Meno di due settimane dopo, il 14 marzo 2003, Schröder presentò al parlamento tedesco le sue proposte, contenute nell’«Agenda 2010«, in un discorso di 90 minuti: «Dovremo ridurre le prestazioni sociali, premiare l’iniziativa individuale e aspettarci che ogni persona sia più intraprendente». L’inflessibile pacchetto di riforme attuato da Schröder comprendeva l’accorpamento del generoso sussidio di disoccupazione con le normali prestazioni di sicurezza sociale, portando così il sussidio al livello più basso di queste ultime per garantire che in futuro nessuno «possa starsene con le mani in mano e lasciare gli altri a lavorare per lui. Chiunque rifiuti un’offerta di lavoro ragionevole – modificheremo i criteri per stabilire cosa voglia dire ’ragionevole’ – dovrà essere sanzionato».

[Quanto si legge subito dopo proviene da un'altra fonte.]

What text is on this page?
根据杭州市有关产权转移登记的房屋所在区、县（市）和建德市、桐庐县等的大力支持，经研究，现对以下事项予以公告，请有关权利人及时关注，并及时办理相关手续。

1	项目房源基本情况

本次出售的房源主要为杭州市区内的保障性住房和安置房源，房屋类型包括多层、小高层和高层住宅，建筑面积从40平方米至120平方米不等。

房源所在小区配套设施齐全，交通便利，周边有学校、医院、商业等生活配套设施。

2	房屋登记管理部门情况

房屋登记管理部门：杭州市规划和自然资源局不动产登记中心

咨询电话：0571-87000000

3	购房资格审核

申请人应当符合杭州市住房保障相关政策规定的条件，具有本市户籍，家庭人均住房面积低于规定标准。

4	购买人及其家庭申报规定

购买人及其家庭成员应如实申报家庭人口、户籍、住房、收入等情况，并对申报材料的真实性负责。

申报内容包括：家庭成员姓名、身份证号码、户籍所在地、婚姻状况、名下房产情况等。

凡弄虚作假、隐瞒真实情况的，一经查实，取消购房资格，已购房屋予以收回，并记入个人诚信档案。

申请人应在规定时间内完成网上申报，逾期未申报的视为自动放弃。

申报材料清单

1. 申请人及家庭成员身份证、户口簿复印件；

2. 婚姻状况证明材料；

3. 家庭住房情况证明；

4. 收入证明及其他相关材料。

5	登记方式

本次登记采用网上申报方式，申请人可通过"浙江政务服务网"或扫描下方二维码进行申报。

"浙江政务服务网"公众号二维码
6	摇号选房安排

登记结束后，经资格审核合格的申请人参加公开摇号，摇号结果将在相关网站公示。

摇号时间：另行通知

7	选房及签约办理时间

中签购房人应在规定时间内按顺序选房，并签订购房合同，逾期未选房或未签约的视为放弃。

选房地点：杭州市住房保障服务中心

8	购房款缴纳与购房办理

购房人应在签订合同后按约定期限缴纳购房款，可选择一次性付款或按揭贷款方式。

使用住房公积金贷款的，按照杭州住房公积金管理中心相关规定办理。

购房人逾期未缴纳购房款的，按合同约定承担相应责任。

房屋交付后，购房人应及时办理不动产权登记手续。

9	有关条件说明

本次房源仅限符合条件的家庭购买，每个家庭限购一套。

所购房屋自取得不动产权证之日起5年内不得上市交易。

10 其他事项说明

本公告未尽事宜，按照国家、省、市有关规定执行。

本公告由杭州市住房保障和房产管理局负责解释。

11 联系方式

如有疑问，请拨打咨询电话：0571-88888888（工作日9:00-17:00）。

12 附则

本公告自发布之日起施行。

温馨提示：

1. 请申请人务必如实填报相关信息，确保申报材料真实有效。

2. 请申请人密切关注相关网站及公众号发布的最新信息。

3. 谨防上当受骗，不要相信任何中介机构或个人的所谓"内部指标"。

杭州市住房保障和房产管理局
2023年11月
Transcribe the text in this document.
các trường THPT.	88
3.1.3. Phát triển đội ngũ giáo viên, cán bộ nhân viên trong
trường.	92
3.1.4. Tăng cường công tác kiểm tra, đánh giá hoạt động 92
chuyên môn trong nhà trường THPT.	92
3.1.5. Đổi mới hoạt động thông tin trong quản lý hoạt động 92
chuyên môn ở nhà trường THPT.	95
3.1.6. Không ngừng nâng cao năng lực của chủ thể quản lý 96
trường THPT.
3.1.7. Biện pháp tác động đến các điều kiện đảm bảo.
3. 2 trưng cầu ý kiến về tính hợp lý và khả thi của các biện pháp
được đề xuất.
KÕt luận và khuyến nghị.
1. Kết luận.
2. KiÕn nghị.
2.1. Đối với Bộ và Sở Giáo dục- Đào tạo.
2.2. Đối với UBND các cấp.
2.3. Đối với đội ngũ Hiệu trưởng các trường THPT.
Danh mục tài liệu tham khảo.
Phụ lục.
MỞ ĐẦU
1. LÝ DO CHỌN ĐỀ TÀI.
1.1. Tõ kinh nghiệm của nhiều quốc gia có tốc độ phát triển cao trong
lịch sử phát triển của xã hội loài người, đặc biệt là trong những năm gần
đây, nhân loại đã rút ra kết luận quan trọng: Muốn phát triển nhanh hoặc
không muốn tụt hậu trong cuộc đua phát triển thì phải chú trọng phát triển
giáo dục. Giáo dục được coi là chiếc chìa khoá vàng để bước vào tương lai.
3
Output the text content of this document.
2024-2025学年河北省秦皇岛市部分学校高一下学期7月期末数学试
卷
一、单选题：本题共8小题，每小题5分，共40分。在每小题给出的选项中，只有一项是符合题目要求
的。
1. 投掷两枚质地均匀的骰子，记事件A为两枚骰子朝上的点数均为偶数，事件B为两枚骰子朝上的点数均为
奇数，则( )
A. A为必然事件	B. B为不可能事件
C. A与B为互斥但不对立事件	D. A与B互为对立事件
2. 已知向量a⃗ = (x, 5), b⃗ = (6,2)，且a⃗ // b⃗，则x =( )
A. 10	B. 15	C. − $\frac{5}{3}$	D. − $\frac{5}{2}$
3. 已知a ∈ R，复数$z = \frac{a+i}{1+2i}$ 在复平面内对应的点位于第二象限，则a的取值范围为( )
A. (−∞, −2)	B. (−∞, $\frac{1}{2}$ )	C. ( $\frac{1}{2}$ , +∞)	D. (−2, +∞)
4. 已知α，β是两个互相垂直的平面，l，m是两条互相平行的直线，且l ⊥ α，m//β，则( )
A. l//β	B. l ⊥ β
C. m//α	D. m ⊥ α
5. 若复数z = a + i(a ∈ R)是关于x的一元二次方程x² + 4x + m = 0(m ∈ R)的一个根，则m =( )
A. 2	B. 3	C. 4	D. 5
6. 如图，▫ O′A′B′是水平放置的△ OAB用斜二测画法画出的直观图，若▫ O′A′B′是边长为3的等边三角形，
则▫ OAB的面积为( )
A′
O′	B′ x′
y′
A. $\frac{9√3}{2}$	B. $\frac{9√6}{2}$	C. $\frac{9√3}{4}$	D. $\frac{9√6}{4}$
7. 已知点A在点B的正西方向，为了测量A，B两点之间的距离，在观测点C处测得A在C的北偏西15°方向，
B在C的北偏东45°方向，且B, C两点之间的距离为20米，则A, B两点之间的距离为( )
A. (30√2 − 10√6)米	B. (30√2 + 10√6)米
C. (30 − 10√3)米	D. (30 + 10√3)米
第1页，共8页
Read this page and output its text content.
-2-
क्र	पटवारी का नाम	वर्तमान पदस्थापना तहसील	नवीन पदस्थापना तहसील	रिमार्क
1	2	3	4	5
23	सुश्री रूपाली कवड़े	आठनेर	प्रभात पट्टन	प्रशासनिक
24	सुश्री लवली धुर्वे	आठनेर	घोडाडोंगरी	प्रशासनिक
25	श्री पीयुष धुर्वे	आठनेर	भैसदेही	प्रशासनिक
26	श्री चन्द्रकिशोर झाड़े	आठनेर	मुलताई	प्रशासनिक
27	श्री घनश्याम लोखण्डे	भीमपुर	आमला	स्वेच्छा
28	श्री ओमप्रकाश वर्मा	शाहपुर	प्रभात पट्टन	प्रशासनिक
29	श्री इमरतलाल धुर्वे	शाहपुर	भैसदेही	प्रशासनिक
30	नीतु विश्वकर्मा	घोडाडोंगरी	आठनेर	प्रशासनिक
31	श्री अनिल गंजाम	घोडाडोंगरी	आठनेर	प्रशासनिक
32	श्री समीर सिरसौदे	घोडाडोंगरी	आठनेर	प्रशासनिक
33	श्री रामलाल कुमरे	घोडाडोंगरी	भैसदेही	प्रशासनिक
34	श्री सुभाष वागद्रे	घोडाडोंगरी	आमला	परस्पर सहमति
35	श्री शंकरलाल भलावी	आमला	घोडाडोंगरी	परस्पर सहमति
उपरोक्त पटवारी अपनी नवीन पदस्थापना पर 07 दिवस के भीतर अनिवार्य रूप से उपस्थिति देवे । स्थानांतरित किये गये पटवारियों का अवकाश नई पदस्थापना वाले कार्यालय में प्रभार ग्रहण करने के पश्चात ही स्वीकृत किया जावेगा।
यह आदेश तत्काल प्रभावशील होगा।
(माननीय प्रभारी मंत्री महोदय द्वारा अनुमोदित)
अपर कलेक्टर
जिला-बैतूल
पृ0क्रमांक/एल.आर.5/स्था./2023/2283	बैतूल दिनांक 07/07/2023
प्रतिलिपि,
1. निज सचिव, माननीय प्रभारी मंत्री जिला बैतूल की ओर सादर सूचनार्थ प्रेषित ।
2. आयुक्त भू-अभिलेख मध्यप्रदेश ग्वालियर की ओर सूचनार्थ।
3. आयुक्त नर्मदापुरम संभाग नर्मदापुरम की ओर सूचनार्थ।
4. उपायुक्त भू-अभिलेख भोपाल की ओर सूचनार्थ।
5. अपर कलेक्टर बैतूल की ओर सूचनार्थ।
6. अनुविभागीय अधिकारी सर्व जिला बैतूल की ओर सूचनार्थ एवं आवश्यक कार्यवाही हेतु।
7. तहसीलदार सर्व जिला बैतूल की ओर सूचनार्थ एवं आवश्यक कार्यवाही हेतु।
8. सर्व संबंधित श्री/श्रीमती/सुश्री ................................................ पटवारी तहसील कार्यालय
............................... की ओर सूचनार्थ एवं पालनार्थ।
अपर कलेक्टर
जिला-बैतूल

L’Agenda 2010 di Schröder venne progettata per correggere lo squilibrio esistente tra il sistema di welfare e l’economia di mercato, allentando le norme che proteggevano i dipendenti dal licenziamento arbitrario e riducendo i benefici di altri lavoratori. La nuova indennità di disoccupazione fu limitata a dodici mesi, mentre l’indennità per le persone in cerca di lavoro fu abolita. Allo stesso tempo, vennero applicate linee guida più rigorose per determinare se un’offerta di lavoro fosse ragionevole o meno. Le protezioni per il lavoro furono allentate e abolite le norme per le professioni specializzate. Tutto ciò si sommava ai tagli alle tasse per cittadini e imprese che il governo di Schröder aveva già introdotto. Tra il 1999 e il 2005, l’aliquota fiscale massima venne gradualmente ridotta dal 53% al 42%.
Come accaduto in altri paesi per simili tentativi di riforma di sistemi di welfare particolarmente generosi, l’Agenda 2010 di Schröder ha incontrato una forte resistenza, non da ultimo nei ranghi dello stesso partito del cancelliere e dei sindacati, che hanno visto le riforme come un attacco ai diritti dei lavoratori guidato dalle forze del «neoliberismo»o del «liberismo selvaggio» Tuttavia, nel medio termine tali riforme si sono dimostrate estremamente efficaci e hanno contribuito a ridurre la disoccupazione in tutta la Germania di oltre il 50%: dall’11,3% nel 2003 al 5% nel 2019. In parte, ciò è stato ottenuto migliorando notevolmente la capacità della Germania di godere del proprio vantaggio competitivo nel mercato globale, che si è tradotto in un aumento del PIL da 2.130 miliardi di euro nel 2003 a 3.440 miliardi di euro nel 2019.
Nel frattempo, altri paesi europei che non avevano attuato riforme simili – Francia e Italia, per citarne solo due – sono stati costretti a guardare con invidia alle performance economiche, notevolmente migliorate, della Germania.
Se gli ultimi decenni ci hanno insegnato una cosa, è questa: ogni volta che l’influenza dello Stato nella vita di persone e imprese diventa troppo grande, deve essere ridotta con riforme economiche di libero mercato. Questo è ciò che il Regno Unito ha fatto sotto Margaret Thatcher negli anni ’80 e che gli svedesi hanno compiuto negli anni ’90. In entrambi i paesi, l’eccessivo peso dello Stato nell’economia è stato ridotto e al mercato è stata data più libertà di azione. Ciò di cui l’Italia ha bisogno, è un politico disposto a portare avanti un programma di riforme con la stessa determinazione mostrata da Gerhard Schröder o Margaret Thatcher – e disposto a sostenere le proprie idee contro i numerosi oppositori delle sue riforme economiche.